It is a very general Markov chain Monte Carlo algorithm.
It is based on an acceptance-rejection scheme: a new element is proposed and accepted with a well-chosen probability. If the proposal is rejected, the next element in the chain is the same. We can therefore write the transition probability as
\begin{equation*} p(x \to y) = T(x \to y) A(x \to y) \end{equation*}
$T(x \to y)$ is the probability to propose $y$ after being in $x$. It can be chosen freely! It should only ensure ergodicity, namely that any element can be reached
$A(x \to y)$ is the probability that the proposed $y$ is accepted. In the Metropolis-Hastings algorithm it is
\begin{equation*} A(x \to y) = \min \left( 1, \frac{T(y \to x) \, \pi(y)}{T(x \to y) \, \pi(x)} \right) \end{equation*}
Let's check that the Metropolis-Hastings transition probability satisfies the detailed balance condition
\begin{equation*} \pi(x) \, p(x \to y) = \pi(y) \, p(y \to x) \end{equation*}
We suppose $\pi(y) T(y \to x) < \pi(x) T(x \to y)$, then
\begin{align*} \pi(x) \, p(x \to y) &= \pi(x) \, T(x \to y) A(x \to y) \\ &= \pi(x) \, T(x \to y) \frac{T(y \to x) \pi(y)}{T(x \to y) \pi(x)} \\ &= \pi(y) \, T(y \to x) \times 1 \\ &= \pi(y) \, T(y \to x) A(y \to x) = \pi(y) \, p(y \to x) \end{align*}
The same result is obtained by supposing $\pi(y) T(y \to x) > \pi(x) T(x \to y)$.

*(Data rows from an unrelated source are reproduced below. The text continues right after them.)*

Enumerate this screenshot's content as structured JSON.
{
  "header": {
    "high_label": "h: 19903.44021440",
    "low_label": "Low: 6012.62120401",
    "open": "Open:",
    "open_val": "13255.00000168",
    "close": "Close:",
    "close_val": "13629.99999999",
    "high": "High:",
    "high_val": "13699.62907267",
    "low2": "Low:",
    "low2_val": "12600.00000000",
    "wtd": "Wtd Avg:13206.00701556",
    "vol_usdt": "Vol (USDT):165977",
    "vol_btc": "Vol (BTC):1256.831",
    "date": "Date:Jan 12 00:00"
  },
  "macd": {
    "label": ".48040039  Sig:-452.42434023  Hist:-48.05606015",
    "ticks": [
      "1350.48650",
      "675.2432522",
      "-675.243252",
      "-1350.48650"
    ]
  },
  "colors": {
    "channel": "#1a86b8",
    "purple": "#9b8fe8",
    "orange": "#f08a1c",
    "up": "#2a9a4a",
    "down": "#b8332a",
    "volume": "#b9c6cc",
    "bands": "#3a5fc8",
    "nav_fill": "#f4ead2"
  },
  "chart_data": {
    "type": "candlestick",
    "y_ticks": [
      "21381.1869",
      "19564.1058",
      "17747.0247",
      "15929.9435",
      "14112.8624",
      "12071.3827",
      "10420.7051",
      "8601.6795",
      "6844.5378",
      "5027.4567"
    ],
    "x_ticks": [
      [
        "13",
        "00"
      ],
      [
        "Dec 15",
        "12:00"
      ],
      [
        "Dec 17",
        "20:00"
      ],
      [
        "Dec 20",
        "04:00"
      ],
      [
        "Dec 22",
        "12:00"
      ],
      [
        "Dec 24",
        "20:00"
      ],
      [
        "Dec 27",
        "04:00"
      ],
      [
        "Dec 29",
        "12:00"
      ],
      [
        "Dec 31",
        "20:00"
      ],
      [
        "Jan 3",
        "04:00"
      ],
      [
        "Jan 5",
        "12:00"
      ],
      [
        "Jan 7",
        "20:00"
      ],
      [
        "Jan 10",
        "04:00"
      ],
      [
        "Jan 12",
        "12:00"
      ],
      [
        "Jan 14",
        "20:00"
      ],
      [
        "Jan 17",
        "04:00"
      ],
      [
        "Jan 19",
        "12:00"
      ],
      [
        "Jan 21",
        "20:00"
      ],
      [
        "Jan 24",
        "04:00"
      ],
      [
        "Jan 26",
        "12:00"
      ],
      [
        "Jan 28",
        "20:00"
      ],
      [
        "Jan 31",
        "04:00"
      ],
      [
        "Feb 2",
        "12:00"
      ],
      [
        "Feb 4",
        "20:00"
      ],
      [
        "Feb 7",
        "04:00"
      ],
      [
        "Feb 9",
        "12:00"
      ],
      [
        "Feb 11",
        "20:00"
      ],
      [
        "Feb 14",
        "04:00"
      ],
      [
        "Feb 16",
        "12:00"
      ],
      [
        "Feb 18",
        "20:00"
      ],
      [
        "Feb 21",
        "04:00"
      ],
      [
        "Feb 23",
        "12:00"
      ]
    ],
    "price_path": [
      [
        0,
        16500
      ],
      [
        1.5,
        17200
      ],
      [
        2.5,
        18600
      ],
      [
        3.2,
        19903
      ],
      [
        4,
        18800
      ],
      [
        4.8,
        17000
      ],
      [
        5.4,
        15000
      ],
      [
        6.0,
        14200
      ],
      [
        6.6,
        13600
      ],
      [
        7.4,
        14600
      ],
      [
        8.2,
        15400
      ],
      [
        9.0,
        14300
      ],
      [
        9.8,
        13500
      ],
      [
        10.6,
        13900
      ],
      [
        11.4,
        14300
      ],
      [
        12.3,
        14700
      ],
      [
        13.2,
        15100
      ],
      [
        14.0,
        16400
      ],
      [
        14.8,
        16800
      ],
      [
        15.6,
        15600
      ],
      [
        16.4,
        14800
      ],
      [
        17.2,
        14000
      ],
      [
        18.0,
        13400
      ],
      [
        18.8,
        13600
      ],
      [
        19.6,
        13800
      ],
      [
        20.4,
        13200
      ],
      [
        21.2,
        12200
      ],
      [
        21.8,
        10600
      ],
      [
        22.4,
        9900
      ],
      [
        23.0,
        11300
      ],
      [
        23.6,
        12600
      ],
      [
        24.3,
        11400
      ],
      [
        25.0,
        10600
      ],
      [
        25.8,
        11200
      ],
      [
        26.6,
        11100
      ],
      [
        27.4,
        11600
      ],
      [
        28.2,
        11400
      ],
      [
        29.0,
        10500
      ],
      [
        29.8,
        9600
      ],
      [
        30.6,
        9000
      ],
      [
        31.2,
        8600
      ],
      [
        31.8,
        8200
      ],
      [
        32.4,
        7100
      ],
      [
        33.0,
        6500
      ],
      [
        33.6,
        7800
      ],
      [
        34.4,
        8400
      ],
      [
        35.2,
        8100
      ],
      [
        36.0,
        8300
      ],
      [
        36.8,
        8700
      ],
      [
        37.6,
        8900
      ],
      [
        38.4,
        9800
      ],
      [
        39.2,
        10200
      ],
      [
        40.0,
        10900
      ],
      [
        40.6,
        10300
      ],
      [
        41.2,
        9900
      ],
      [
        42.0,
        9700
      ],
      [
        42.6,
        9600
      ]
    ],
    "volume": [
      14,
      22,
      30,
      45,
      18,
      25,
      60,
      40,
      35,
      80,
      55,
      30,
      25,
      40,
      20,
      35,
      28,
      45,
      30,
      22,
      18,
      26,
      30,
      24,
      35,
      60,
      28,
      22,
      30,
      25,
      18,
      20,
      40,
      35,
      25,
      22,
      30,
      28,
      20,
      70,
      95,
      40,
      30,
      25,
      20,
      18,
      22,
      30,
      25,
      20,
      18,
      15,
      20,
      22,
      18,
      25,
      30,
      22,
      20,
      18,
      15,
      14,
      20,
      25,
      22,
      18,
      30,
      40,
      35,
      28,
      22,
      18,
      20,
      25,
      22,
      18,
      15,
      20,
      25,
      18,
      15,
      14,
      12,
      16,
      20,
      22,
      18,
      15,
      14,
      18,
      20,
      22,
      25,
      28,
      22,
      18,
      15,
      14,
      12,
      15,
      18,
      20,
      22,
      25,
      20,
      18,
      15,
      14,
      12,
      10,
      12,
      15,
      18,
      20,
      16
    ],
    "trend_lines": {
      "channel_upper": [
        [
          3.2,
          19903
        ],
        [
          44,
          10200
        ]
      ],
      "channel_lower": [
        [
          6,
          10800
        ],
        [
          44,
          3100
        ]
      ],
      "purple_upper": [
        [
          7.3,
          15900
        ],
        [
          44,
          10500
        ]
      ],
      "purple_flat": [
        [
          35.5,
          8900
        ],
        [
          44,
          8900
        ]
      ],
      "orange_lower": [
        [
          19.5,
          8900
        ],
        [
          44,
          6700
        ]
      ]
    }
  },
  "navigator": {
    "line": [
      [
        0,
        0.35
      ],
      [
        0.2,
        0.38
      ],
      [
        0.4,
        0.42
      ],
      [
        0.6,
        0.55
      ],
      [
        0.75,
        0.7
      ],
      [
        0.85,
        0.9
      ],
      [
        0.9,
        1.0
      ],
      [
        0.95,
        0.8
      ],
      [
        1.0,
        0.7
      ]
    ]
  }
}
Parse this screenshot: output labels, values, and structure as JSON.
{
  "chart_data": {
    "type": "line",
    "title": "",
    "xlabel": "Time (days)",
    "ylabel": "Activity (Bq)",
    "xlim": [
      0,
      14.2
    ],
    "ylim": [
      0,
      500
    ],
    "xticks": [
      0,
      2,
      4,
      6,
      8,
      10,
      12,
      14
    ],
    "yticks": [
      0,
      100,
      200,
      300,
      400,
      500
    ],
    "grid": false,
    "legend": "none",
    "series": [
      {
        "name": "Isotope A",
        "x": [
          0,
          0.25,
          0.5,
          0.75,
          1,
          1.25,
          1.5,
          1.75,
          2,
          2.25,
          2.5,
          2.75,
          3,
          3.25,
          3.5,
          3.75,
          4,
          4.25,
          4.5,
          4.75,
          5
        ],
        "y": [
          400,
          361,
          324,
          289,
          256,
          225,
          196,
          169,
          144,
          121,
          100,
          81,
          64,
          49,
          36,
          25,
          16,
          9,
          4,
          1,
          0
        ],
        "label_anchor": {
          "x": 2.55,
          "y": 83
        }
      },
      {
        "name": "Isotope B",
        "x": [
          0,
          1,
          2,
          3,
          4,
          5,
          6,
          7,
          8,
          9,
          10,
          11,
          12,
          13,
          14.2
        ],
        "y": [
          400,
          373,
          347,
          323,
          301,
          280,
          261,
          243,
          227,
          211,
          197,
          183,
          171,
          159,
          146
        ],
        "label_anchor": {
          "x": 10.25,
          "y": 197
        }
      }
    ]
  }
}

Consider a $3 \times 3$ tiling. A pebble is sitting on one of the tiles $k \in \{0, \ldots, 8\}$.
This time, we want to move the pebble in way that the probability to find it on the tilke $k$ is some given $\pi_k$.
Let's define the transition probability
\begin{equation*} T(x \to y) = \begin{cases} 1/n(x) & \text{if $y$ is a neighbor of $x$} \\ 0 & \text{otherwise} \end{cases} \end{equation*}
where $n(x)$ is the number of neighbors of $x$.
The acceptance probability is
\begin{equation*} A(x \to y) = \min \left( 1, \frac{\pi_y \, T(y \to x)}{\pi_x \, T(x \to y)} \right) \end{equation*}
Let's try a target distribution
\begin{equation*} \pi_k = \begin{cases} 0.15 & \text{if $k$ is even} \\ 0.0625 & \text{if $k$ is odd} \end{cases} \end{equation*}
You can check that it is normalized
# some target distribution
L = 3
π = np.zeros(L**2)
for i in range(L**2):
π[i] = 0.15 if i%2==0 else 0.0625
print("Normalization: ", np.sum(π))
Normalization: 1.0
# build table of neighbors
neighbors = {}
shifts = [(-1,0), (1,0), (0,-1), (0,1)]
for i in range(L**2):
neighbors[i] = []
coord = np.array(np.unravel_index(i, [L,L]))
for shift in shifts:
try:
neighbors[i].append(np.ravel_multi_index(coord+shift, [L,L]))
except: pass
print("Table of neighbors")
for i in range(L**2):
print(i, neighbors[i])
Table of neighbors 0 [3, 1] 1 [4, 0, 2] 2 [5, 1] 3 [0, 6, 4] 4 [1, 7, 3, 5] 5 [2, 8, 4] 6 [3, 7] 7 [4, 6, 8] 8 [5, 7]
# Metropolis-Hastings
n_samples = 2**15
samples = np.zeros(n_samples, dtype=int)
k = 0
for i in range(n_samples):
# propose a neighbor of k with equal probability
proposed_k = np.random.choice(neighbors[k])
# compute acceptance probability
t_forward = 1 / len(neighbors[k])
t_backward = 1 / len(neighbors[proposed_k])
accept_prob = π[proposed_k] * t_backward / (π[k] * t_forward)
# accept or reject
if np.random.rand() < accept_prob:
k = proposed_k
samples[i] = k
The Metropolis-Hastings is a acceptance-rejection MCMC scheme.
It is very versatile with applications to many algorithms.
One must be very careful when computing the acceptance probability, this is often where difficult bugs appear.
Designing good proposal probabilities has important consequences on the efficiency of a Metropolis-Hastings algorithm.